03 julho 2024

Enio Lins opina

A França da Resistência contra a França de Vichy
Enio Lins   

Assombra o mundo civilizado o frisson da extrema-direita na França, em (desculpem a cacofonia) franco crescimento há várias eleições. Mas o susto seria menor se maior fosse a leitura sobre a história da pátria de Joana d’Arc, Robespierre, Voltaire, Olympe de Gouges, Balzac, Proudhon, Simone de Beauvoir, Jean-Paul Sartre, de Jean Moulin e da brava resistência aos nazistas... que é a mesma pátria dos reis Luízes, Madame de Pompadour, Pétain, Laval e inúmeros colaboracionistas com a ocupação nazista. Não é novidade.

ABERTAMENTE RACISTAS

Uma das peças da publicidade eleitoral de uma das siglas da extrema-direita, o Partido da França, usou o slogan “Vamos dar um futuro às crianças brancas” na região de Lorraine, onde outro cartaz dessa agremiação exibiu a frase “Deixe-os voltar para a África” sobre uma foto de uma multidão de pessoas negras embarcando num avião. Thomas Joly, presidente do PF, em postagem no ex-Twitter, exultou: “a campanha ‘Vamos dar um futuro às crianças brancas’ foi um verdadeiro sucesso e o estoque está esgotado. Decidimos realizar uma reimpressão para satisfazer a todos os pedidos”. Apesar de causar engulhos aos estômagos democráticos, esse ideário racista e xenófobo é a própria flora intestinal neofascista, agora assumida com flatulência ruidosa.

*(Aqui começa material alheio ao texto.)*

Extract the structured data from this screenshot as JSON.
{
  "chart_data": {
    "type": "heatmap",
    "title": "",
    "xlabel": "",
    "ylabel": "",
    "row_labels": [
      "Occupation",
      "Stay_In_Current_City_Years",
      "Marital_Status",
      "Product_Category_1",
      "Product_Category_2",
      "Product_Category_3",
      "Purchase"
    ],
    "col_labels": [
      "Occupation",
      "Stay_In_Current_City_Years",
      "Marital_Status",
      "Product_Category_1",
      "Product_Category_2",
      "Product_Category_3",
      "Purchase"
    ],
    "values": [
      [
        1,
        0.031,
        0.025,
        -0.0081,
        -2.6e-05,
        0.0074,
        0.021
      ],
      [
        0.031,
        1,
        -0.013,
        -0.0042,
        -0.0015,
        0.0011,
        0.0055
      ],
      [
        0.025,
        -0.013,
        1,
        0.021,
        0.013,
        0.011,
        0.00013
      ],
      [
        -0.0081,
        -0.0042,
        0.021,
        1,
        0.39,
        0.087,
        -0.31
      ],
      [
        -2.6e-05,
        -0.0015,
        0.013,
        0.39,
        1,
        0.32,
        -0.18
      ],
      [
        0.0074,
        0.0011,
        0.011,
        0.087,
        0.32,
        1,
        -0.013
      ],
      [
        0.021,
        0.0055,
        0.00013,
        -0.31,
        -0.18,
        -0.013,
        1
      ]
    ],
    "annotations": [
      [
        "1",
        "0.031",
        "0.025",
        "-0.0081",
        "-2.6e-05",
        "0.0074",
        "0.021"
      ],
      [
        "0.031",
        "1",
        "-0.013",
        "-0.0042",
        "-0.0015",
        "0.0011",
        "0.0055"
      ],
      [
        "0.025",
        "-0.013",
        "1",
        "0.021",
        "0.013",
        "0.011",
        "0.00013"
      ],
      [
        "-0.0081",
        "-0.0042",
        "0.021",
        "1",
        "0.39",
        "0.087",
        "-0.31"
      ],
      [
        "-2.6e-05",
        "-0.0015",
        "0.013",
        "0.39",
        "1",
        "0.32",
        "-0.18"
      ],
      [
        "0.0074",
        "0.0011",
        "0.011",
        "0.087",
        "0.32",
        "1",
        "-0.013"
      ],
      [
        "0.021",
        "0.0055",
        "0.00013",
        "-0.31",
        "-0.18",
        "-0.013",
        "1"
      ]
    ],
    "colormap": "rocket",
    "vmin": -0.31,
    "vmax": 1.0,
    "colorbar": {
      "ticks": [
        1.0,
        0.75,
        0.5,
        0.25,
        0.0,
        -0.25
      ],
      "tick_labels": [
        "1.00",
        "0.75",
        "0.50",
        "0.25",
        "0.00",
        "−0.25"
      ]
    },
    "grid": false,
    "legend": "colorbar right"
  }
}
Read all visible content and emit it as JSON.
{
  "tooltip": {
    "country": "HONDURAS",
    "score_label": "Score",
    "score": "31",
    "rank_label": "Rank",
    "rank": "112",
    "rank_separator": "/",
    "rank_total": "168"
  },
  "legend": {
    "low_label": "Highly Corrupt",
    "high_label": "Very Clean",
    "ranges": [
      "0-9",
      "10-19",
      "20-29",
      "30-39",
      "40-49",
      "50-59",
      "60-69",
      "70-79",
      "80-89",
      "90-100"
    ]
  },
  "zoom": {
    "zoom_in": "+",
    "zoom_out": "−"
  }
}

FASCISMO FRANCÊS CONTEMPORÂNEO

Legítima herdeira do Regime de Vichy, a extrema-direita francesa exibe presença eleitoral significativa há décadas, e comemora o sucesso no primeiro turno das eleições parlamentares deste ano, além de um grande salto nos votos para o Parlamento Europeu. Sucessos esses creditados à líder Marion Anne Perrine Le Pen, vulga Marine, filha do ultradireitista Jean-Marie Le Pen. Ela disputou bem as eleições presidenciais francesas nos últimos três pleitos, em 2012 (terceiro lugar), 2017 (segundo lugar) e 2022 (segundo lugar), enquanto seu pai foi candidato por cinco vezes à presidência da França, em 1974, 1988, 1995, 2002 (quando foi para o segundo turno e perdeu para Jacques Chirac) e 2007. Jean-Marie Le Pen chegou a defender Pétain e, diz a Wikipédia que, em 1968, sua gravadora Serp “foi condenada a ‘pedir desculpas por cumplicidade com crime de guerra’ após divulgação de canções do Terceiro Reich, gravação cuja capa continha uma mensagem promovendo a ascensão de Hitler na Alemanha”. Os Le Pen não surgiram de uma hora para outra, nem são fenômeno passageiro, são continuidade, são a banda podre da França.

PERIGO MUNDIAL

Assim como a Revolução Francesa mudou o mundo em 1789, o reacionarismo francês influencia o globo em medida semelhante. O colaboracionismo foi a mais vergonhosa capitulação ao nazismo em toda II Guerra e a França do general De Gaulle não soube honrar a memória da França do partisan Jean Moulin (líder da resistência, traído por franceses e executado pelos nazistas em 8 de julho de 1943, cujo corpo nunca foi sequer encontrado). Os colaboracionistas franceses, salvo exceções como Pierre Laval (julgado e executado) jamais foram identificados, julgados e punidos na extensão de sua traição – os processos sumiram, segundo denúncias, por determinação do próprio De Gaulle, conforme pode ser lido em importante resumo feito por Carlos Russo Júnior, publicado no site operamundi. Para os corações e mentes francesas verdadeiramente humanistas está colocada, para o bem do resto do mundo, a missão de se unirem (centro-direita, centro, centro-esquerda, esquerda) e impedirem que a morta-viva França de Vichy saia de seu sarcófago fascista.